Alors, la malédiction peut-elle être levée aujourd’hui, alors que les genres musicaux sont plus poreux qu’ils ne l’étaient alors, et surtout alors que – les années passant – la musique de Pavlov’s Dog a gagné une maturité indiscutable ? Ce n’est pas certain, car, même si la voix de Surkamp a perdu beaucoup de son androgynéité, et si les onze titres de Wonderlust sont tous solides, riches et chaleureux, voire même pour certains vraiment puissants, sa singularité reste étonnante.
Les titres alternent entre belles ballades mélancoliques et généreux élans épiques : après une introduction déjà fortement émotionnelle – Anyway There’s Snow, Jet Black Cadillac pourrait être un hit pop, avec sa mélodie accrocheuse. Mona évoque, curieusement, un Springsteen première période, et, de ce fait, est lui aussi joliment convaincant. Another Blood Moon rappelle la grandeur des débuts du groupe : voilà une chanson follement romantique, où le chant de Surkamp fait des merveilles (même si l’on sait que sa voix, avec cette manière unique de mêler fragilité et emphase, est clivante…). Collingwood Hotel, belle chanson nostalgique illuminée par le violon d’Abbie Steiling, ravive le souvenir de la « Big Music » chère aux débuts des Waterboys : et quand le final se fait l’écho des grands refrains de la musique celte, cette connexion à travers l’Atlantique ne semble d’un coup, pas si absurde que ça. Solid Water, Liquid Sky chaloupe plaisamment dans les mêmes eaux, avec une simplicité rock bienvenue au milieu des sommets lyriques de l’album, et se révèle l’un des titres les plus immédiatement gratifiants de Wonderlust.

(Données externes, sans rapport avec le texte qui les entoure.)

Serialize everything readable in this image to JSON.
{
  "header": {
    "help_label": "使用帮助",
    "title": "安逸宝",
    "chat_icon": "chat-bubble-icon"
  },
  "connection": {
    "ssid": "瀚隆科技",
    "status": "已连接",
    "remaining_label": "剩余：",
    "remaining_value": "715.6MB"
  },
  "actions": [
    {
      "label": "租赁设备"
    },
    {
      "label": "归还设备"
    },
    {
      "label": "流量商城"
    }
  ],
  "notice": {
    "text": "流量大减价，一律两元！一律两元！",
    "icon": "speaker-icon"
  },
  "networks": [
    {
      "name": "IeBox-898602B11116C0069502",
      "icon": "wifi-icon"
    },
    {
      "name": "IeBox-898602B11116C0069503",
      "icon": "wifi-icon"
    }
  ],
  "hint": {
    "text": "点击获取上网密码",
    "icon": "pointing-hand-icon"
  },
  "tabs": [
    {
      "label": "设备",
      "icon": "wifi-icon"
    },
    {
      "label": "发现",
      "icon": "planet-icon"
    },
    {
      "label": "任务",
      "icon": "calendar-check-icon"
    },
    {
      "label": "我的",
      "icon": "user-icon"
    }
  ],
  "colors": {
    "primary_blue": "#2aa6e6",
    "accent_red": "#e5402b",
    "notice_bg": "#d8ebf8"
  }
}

Can’t Stop the Hurt surprend en flirtant avec le hard rock seventies, et sans être du niveau du reste, montre que le groupe sait aussi s’amuser. A l’inverse, Calling Siegfried, hommage au violoniste original du groupe, est un instrumental « collectif » ne rechignant pas devant la virtuosité, légèrement jazzy et assez gracieux. Les trois derniers titres de l’album ont été co-écrits par Surkamp et son ancien complice, Doug Rayburn, décédé en 2012. Le premier, I Told You So, est malheureusement le titre le plus dispensable du disque, et sa position en milieu de seconde face trahit bien que c’est aussi l’opinion du groupe. Il est suivi par Canadian Rain, qui, approchant les sept minutes, est la grande pièce lyrique et complexe du disque… C’est sans doute le titre le plus traditionnellement « prog rock » de tout l’album, avec ses ruptures de ton… et l’on peut trouver discutable son solo de basse « slappée » qui, lui, évoquera les excès de Yes à l’époque de Yessongs. I Wait for You referme dans l’émotion ce nouveau chapitre inattendu (tout au moins pour nous) de la carrière d’un groupe qui ne mérite clairement pas l’oubli dans lequel il est tombé.
Car Wonderlust n’est pas un exercice de nostalgie, c’est un album à la sincérité indiscutable, porté par un groupe qui joue certes dans une tradition « années 70 », mais qui exsude le plaisir d’exister et de jouer encore, au-delà des modes. Entre la flamboyance d’hier et la sagesse qu’ont apportée les années écoulées, Pavlov’s Dog nous touche, et gagne notre cœur.
Peut-être même plus aujourd’hui qu’autrefois.